Dion Moult Seriously who ever reads this description.

Happy 2010!

Before anything happens let me start by saying how I bet my Christmas was better than yours. It’s probably the best Christmas I’ve ever had in my life.

We arrived in Hong Kong a few days before Christmas and then transferred for the 14 hour flight to the Toronto Pearson Airport with a chair that wouldn’t recline and 50 bad movies to choose from. After the ordeal (don’t ever watch "Watchmen") we ambled out to meet our relative(s). Say, did you know that 0.3% of road accidents in Canada involve moose? Someone needs to tell me why they let moose behind the wheel.

The next few days were spent (after loitering in our Grandma’s house) in the little aging town of Belleville to help move our other Grandma’s house. You know that feeling when you know somebody and think it’s normal until you suddenly realise it isn’t? Or rather if you’ve seen the film "A Beautiful Mind" when they walk into Nash’s office and see what he’s been doing all that time:

Yeah, it’s something like that but a good 10 times more shocking.

To abruptly change the subject to a considerably less vague one we then hopped onto a train to Quebec. If anybody tells you that you need to speak French in Quebec, they lie – everybody there can speak English fine and just conceal it to poke fun at tourists. If anybody tells you that all Christmasses in Quebec are white, they’re not lying – it snows like it doesn’t care you exist. -15 degrees on the street and the most fattening fast foods in the world (Poutine – a French-Canadian concoction comprised of french fries, gravy, and cheese curds) is definitely something to reckon with.

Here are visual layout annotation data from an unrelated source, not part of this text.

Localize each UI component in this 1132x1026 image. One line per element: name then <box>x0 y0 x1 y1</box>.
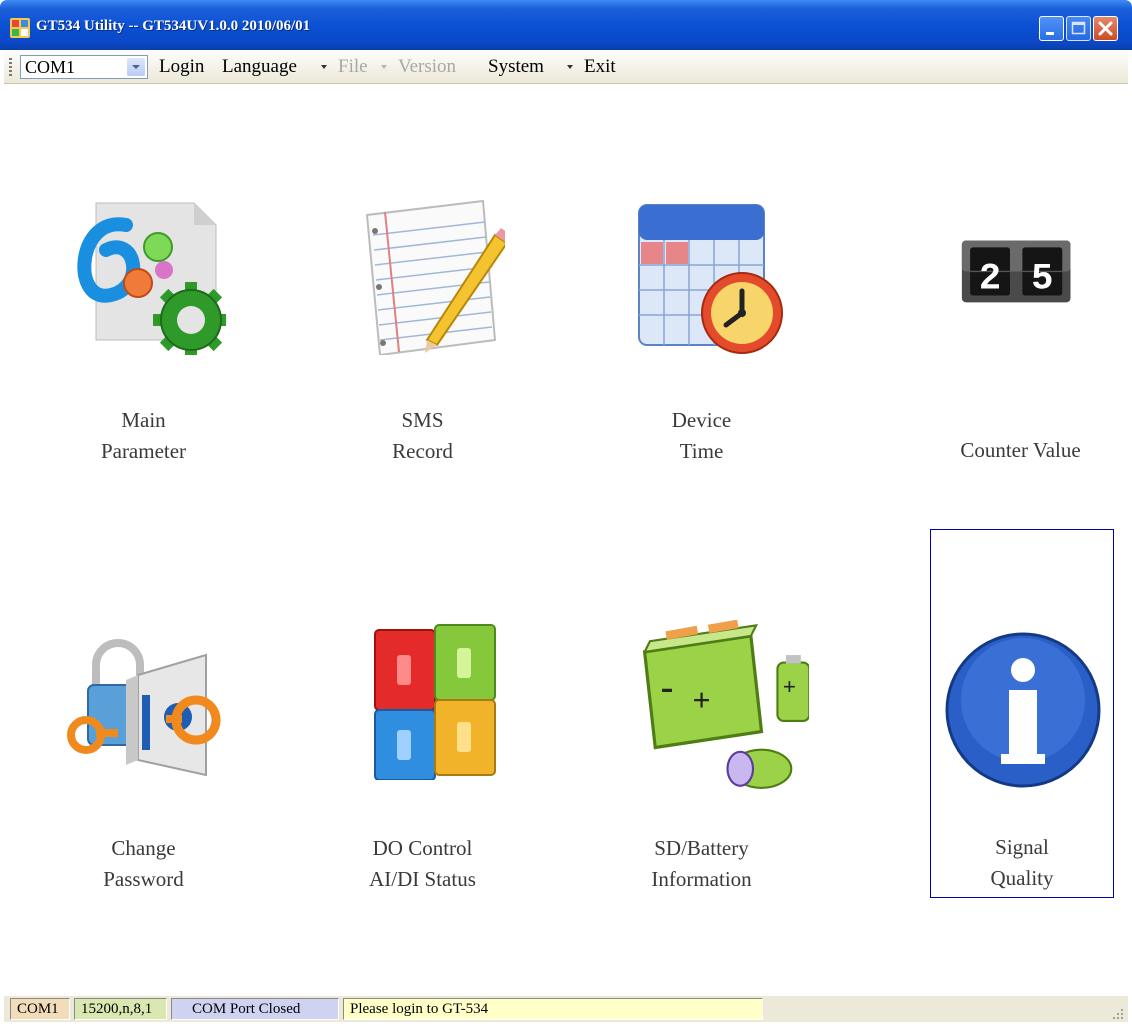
status-bar: COM1 15200,n,8,1 COM Port Closed Please … <box>4 995 1128 1022</box>
tile-label-line: SMS <box>401 408 444 432</box>
flip-counter-icon: 2 5 <box>961 240 1071 303</box>
resize-grip-icon[interactable] <box>1110 1006 1124 1020</box>
com-port-value: COM1 <box>25 57 76 77</box>
tile-label-line: Password <box>103 867 184 891</box>
calendar-clock-icon <box>638 204 783 354</box>
close-icon <box>1098 21 1113 36</box>
status-connection-state: COM Port Closed <box>171 998 339 1020</box>
notepad-pencil-icon <box>365 199 505 355</box>
tile-label-line: Main <box>121 408 166 432</box>
main-panel: Main Parameter SMS Record Device Time 2 … <box>4 85 1128 995</box>
tile-change-password[interactable]: Change Password <box>51 615 236 985</box>
tile-label: Signal Quality <box>931 832 1113 894</box>
tile-counter-value[interactable]: 2 5 Counter Value <box>928 195 1113 565</box>
menu-exit[interactable]: Exit <box>584 56 616 78</box>
maximize-button[interactable] <box>1066 16 1091 41</box>
tile-label: DO Control AI/DI Status <box>330 833 515 895</box>
tile-label-line: Record <box>392 439 453 463</box>
tile-label: Device Time <box>609 405 794 467</box>
status-message: Please login to GT-534 <box>343 998 763 1020</box>
menu-file: File <box>338 56 368 77</box>
language-dropdown-icon[interactable] <box>320 63 328 71</box>
title-bar[interactable]: GT534 Utility -- GT534UV1.0.0 2010/06/01 <box>0 0 1132 50</box>
window-title: GT534 Utility -- GT534UV1.0.0 2010/06/01 <box>36 18 311 34</box>
tile-label-line: Counter Value <box>960 438 1081 462</box>
tile-label: SD/Battery Information <box>609 833 794 895</box>
tile-label: Main Parameter <box>51 405 236 467</box>
app-icon <box>10 18 30 38</box>
maximize-icon <box>1071 21 1086 35</box>
tile-label-line: Time <box>679 439 724 463</box>
system-dropdown-icon[interactable] <box>566 63 574 71</box>
minimize-button[interactable] <box>1039 16 1064 41</box>
battery-plus-label: + <box>783 674 796 700</box>
tile-label-line: Device <box>671 408 732 432</box>
tile-do-control[interactable]: DO Control AI/DI Status <box>330 615 515 985</box>
battery-plus-label: + <box>692 682 710 717</box>
settings-gear-icon <box>77 202 226 355</box>
tile-label-line: Signal <box>995 835 1049 859</box>
tile-label-line: Quality <box>990 866 1054 890</box>
menu-version: Version <box>398 56 457 77</box>
tile-label-line: DO Control <box>372 836 473 860</box>
info-icon <box>945 632 1101 788</box>
counter-digit: 5 <box>1031 259 1053 301</box>
tile-label: Change Password <box>51 833 236 895</box>
lock-key-icon <box>67 639 221 777</box>
tile-signal-quality[interactable]: Signal Quality <box>930 529 1114 898</box>
tile-device-time[interactable]: Device Time <box>609 195 794 565</box>
minimize-icon <box>1046 32 1054 35</box>
tile-label-line: AI/DI Status <box>369 867 476 891</box>
file-dropdown-icon <box>381 65 387 69</box>
tile-label-line: Change <box>111 836 176 860</box>
tile-label: SMS Record <box>330 405 515 467</box>
close-button[interactable] <box>1093 16 1118 41</box>
menu-system[interactable]: System <box>488 56 544 78</box>
status-port: COM1 <box>10 998 70 1020</box>
menu-login[interactable]: Login <box>159 56 204 78</box>
dropdown-arrow-icon[interactable] <box>127 58 145 76</box>
battery-minus-label: - <box>661 667 674 709</box>
battery-icon: - + + <box>642 620 809 789</box>
status-serial-settings: 15200,n,8,1 <box>74 998 167 1020</box>
com-port-select[interactable]: COM1 <box>20 55 148 79</box>
tile-sd-battery[interactable]: - + + SD/Battery Information <box>609 615 809 985</box>
tile-label-line: Parameter <box>100 439 187 463</box>
switch-panel-icon <box>374 624 496 780</box>
menu-language[interactable]: Language <box>222 56 297 78</box>
tile-label-line: SD/Battery <box>654 836 749 860</box>
tile-sms-record[interactable]: SMS Record <box>330 195 515 565</box>
tile-label-line: Information <box>651 867 752 891</box>
tile-main-parameter[interactable]: Main Parameter <box>51 195 236 565</box>
toolbar-grip[interactable] <box>9 58 12 76</box>
tile-label: Counter Value <box>928 435 1113 466</box>
counter-digit: 2 <box>979 259 1001 301</box>
menu-bar: COM1 Login Language File Version System … <box>4 50 1128 84</box>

The Christmas day itself was spent in Quebec. Then it was back to Toronto.

I was introduced to a lovely tradition on Boxing day known as lemon gift giving. This is where you wrap up all the terrible "gifts" that nobody wants and you give them to people. You’re then allowed to trade (well "trade" with only one party’s consent) a maximum 3 times until you get stuck with the lesser evil. I ended up with a large size union jack. Oh, aren’t we so Canadian.

The rest of the plot of this mother of all summaries of a holiday recount was something to do with maple syrup, those heavenly Decadent cookies again and something to do with a snowstorm in Philadelphia.

The moral of the story is that when you grow up, you should definitely buy a fooseball table.